In December 2020, Nasdaq asked the Securities and Exchange Commission (SEC) to approve new diversity rules. The aim is for Nasdaq-listed firms to have at least one director self-identifying as female and another self-identifying as an underrepresented minority or LGBTQ+. In a recent paper, the author argues that the empirical evidence provides little support for the notion that gender or ethnic diversity in the boardroom increases shareholder value. The paper begins by examining Nasdaq’s evidence of the purported link between diverse boards and stock returns. On the link between diversity and shareholder value, Nasdaq cites only three studies that go beyond mere correlation, and none are strong or straightforward enough to support the conclusion. Nasdaq cannot cite any high-quality study showing that board gender or ethnic diversity boosts returns, because there has been none. In fact, there is a sizeable body of academic work reporting the opposite result: diversifying boards can harm financial performance, and Nasdaq fails to engage this evidence. For example, Nasdaq cites a 2009 study that found boards with female directors have more CEO oversight and better attendance records, but Nasdaq ignores the paper's ultimate conclusion: “the average effect of gender diversity on firm performance is negative," apparently because it leads to excessive monitoring of executives. Nasdaq also fails to note several studies demonstrating that stock returns suffer when firms are pressured to hire new directors for diversity reasons.

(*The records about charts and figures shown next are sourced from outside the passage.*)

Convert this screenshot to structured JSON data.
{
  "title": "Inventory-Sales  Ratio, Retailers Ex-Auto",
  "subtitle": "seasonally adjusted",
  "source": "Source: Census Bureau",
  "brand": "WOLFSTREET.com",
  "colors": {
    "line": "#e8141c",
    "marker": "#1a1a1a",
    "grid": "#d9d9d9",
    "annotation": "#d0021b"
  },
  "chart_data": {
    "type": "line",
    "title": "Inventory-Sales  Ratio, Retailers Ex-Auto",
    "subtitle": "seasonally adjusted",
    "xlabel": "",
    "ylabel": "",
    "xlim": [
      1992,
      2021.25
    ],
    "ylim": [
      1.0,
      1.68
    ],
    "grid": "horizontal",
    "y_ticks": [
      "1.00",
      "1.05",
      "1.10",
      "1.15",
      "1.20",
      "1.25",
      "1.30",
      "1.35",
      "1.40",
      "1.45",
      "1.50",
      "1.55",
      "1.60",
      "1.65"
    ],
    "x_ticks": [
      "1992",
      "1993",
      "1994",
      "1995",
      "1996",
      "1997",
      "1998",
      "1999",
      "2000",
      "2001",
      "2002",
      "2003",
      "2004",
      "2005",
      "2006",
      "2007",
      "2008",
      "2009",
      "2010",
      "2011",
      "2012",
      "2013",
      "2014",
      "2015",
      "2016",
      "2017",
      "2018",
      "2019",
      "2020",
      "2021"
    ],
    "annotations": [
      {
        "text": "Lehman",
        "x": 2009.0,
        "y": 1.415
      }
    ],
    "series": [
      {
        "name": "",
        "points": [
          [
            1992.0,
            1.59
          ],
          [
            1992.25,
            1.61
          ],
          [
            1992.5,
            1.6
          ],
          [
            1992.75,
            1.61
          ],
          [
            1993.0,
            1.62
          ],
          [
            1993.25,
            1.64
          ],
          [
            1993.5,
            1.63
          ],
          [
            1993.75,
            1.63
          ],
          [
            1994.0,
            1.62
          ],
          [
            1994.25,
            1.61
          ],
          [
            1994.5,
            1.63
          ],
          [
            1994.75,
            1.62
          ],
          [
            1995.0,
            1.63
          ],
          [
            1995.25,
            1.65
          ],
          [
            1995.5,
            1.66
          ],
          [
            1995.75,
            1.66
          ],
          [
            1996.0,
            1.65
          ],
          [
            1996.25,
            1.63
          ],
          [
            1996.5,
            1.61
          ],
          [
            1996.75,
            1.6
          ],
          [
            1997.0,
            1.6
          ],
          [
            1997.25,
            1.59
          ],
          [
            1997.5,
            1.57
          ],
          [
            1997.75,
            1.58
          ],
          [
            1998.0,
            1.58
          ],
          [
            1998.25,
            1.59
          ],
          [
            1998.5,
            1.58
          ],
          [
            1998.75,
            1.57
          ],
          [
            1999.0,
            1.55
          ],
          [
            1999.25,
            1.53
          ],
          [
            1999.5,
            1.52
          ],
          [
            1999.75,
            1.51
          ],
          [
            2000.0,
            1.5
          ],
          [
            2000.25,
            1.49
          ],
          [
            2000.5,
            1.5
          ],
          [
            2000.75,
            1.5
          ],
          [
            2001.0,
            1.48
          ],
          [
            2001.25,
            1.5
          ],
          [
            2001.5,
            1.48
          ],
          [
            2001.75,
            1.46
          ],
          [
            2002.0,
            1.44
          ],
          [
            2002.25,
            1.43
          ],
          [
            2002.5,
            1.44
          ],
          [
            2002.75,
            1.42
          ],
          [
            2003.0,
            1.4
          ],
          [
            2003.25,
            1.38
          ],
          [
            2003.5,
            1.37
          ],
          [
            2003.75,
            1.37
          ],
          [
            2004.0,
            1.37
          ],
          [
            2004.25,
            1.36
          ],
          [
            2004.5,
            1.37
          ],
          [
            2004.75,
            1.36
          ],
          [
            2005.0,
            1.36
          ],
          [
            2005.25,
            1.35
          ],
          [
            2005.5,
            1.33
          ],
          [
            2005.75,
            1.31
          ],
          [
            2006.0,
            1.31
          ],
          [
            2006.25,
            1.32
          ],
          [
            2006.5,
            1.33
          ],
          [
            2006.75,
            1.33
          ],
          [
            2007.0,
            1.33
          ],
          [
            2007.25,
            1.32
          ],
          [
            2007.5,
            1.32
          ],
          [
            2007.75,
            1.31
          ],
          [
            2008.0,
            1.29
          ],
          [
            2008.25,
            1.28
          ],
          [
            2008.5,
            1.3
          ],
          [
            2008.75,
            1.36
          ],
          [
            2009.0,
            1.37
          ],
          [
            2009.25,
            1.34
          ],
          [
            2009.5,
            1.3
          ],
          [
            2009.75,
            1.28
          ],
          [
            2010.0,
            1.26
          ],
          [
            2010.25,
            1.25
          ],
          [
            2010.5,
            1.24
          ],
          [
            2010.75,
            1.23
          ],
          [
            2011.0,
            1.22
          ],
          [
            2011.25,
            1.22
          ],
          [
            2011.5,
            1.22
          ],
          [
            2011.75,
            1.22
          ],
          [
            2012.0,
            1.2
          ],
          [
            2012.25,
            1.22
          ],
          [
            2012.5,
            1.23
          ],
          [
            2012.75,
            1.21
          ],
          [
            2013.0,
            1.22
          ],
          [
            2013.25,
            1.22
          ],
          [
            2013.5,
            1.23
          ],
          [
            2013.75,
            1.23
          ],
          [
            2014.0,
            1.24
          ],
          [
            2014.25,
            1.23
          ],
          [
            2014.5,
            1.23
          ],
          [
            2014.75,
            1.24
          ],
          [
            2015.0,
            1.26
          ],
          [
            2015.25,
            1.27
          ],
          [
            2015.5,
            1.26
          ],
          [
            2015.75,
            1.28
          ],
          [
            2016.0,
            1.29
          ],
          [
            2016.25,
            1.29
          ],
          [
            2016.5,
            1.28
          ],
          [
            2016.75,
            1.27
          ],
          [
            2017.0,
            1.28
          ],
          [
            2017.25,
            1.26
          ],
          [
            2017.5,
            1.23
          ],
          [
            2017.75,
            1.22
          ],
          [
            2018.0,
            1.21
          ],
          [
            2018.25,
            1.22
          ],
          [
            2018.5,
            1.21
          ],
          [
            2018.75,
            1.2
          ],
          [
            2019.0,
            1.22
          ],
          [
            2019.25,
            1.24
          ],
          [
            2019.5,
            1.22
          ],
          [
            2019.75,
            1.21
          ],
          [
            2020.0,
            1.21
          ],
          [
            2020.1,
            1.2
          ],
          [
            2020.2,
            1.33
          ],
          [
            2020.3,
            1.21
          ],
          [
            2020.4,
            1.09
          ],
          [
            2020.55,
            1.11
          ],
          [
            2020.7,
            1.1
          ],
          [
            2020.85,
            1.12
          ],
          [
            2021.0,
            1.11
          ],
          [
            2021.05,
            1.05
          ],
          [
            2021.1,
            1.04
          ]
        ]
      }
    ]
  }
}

Corporate boards should be actively engaged in environmental, social, and governance (ESG) considerations in the current business environment. Shareholders are aligning with institutional investors and others for ESG-focused campaigns, shareholder support for environmental and social proposals rose to an all-time highs in 2020, investment managers like Engine No. 1 and Inclusive Capital Partners are now dedicated to ESG-focused engagement, and capital inflows to ESG-focused investment products accelerated last year. Boards will need to work with management and other stakeholders on a way to formally measure and monitor ESG factors. Shareholder engagement picked up in the last quarter of 2020, first-time investors accounted for almost a third of all activist campaigns last year, and the current state of the market means investors will have plenty of opportunities to build stakes in companies. Moreover, more traditional investment managers are using activist strategies, and private equity funds and passive institutional investors are also employing hard engagement tactics. Boards will need to update their company's response plan to an activist shareholder campaign. Conducting a response dry run will enable the board to build rapport with management and their advisors.